Politically, Nicastro occupies a tenuous position: Both pro-tenant and pro-developer, she has struggled to maintain her grassroots support while continuing to rake in big donations from developers like Martin Selig and Richard Hedreen (whose VP of operations and lobbyist have each contributed $650). That divide was on full display Thursday, when Nicastro delivered a campaign speech that managed to be both impassioned and reserved. Perched on a rickety milk crate, the diminutive, ruddy-faced council member fired up the well-heeled crowd, talking up her accomplishments on low-income housing and tenants' rights while shying away from the fiery rhetoric that spiced up her speech to the housing activists. Instead of accusing the Seattle Housing Authority of "jacking up [seniors'] rents" when the agency proposed increasing the minimum rent for SHA's senior housing program from $210 to $390 she noted coyly that the housing agency is "in a financial pickle." Instead of calling the mayor's decision to raise his own office budget while cutting basic city services "offensive" and "outrageous," as she did a week earlier, Nicastro characterized the decision as merely "wrong" and vowed blandly to be a "watchdog, not a lapdog."

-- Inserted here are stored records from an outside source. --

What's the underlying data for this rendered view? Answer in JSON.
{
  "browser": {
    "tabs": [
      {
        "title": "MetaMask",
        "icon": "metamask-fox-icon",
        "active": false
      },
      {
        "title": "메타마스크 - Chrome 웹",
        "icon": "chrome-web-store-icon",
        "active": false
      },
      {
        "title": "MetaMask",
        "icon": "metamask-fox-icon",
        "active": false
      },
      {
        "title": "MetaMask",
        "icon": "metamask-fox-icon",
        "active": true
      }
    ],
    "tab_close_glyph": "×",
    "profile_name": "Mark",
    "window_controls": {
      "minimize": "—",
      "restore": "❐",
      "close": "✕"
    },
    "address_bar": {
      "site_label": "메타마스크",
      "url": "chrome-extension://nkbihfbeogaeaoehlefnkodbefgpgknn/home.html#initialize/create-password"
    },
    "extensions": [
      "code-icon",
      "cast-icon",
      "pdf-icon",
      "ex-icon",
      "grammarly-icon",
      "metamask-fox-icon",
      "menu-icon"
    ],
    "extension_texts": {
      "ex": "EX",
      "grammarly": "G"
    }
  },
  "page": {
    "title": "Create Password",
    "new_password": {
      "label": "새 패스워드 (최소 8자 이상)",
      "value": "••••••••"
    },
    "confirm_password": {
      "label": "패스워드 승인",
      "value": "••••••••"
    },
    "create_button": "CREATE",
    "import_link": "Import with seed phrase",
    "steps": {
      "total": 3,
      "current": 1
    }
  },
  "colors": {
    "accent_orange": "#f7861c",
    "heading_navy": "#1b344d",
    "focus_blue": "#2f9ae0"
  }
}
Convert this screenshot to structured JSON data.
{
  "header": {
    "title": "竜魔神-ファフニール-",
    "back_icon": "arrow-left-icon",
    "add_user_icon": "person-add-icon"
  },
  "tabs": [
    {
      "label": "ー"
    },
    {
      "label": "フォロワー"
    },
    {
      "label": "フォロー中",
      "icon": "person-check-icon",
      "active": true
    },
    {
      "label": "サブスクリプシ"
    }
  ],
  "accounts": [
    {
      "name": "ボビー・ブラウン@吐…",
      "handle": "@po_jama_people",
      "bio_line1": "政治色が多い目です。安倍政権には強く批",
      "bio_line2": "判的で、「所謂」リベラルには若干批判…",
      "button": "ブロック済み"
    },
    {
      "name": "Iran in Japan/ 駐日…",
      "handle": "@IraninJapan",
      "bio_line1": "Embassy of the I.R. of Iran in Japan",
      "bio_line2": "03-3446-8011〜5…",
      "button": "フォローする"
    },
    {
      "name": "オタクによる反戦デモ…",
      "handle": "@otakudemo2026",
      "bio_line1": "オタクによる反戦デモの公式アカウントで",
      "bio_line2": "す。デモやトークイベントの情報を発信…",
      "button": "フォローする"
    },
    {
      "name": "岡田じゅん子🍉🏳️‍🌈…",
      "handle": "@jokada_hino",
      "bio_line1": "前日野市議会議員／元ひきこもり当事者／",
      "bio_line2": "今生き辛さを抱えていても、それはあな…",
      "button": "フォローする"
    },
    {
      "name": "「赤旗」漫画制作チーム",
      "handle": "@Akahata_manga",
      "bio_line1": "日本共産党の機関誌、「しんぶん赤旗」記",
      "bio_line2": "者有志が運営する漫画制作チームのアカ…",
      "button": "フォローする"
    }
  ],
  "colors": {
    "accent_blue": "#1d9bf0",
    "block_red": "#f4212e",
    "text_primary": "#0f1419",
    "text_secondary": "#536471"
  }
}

Nicastro's divided loyalty has also been evident in her voting record. As far back as 1999, The Stranger hyped Nicastro as the tenants' voice on the city council. And in many respects, she's lived up to it: Over the last two years, Nicastro has encouraged low-income housing by rolling back parking requirements at low-income developments; made it easier for renters to prove retaliation by their landlords; and voted against last year's housing levy, traditionally reserved for low-income renters, because it tripled the city's subsidy for homeownership programs, which can also serve the middle class.

But on other issues, Nicastro has disappointed her base of tenants and housing advocates. She voted to give $6 million in building credits to developer Richard Hedreen. She caved on lifting the lease lid around the University of Washington, voting for a proposal (backed by Mayor Greg Nickels and reviled by neighborhood activists) that will allow the institution to rent as much space as it wants in the neighborhood around the campus. And she, along with the rest of the council, has voiced her support for the mayor's big development plans for South Lake Union, despite residents' concerns that the planned complex of lab buildings and apartments will gentrify their neighborhood and won't deliver the 20,000 jobs the developer, Vulcan Inc., has promised.

One common denominator throughout Nicastro's three years on the council has been her tendency to exaggerate her achievements. For example, at last week's kickoff, Nicastro claimed that thanks to her "tenacity," SHA's senior housing rent increase "has been rolled back. We won." (Not exactly--Nicastro's resolution, passed by the city council this Monday, only "supports" SHA's efforts to keep most of its units affordable to very low-income seniors and "requests that SHA should remain open" to alternative funding sources.)

She also tends to couch her estimable accomplishments in language that's almost mythological. She repeatedly describes her housing levy vote as a "fundamentally moral" decision; she refers to herself as an "independent, feisty, courageous woman"; and she overstates the true effect of her own legislation. Still, despite her flaws, Nicastro has been one of the most solidly progressive voices on an often mushy city council. And she does stand her ground on issues like the housing levy, even when it has created fodder for her opponents' campaigns. If only she'd stick to her core positions, without resorting to hyperbole, Nicastro's stump speech might sound heroic instead of self-aggrandizing.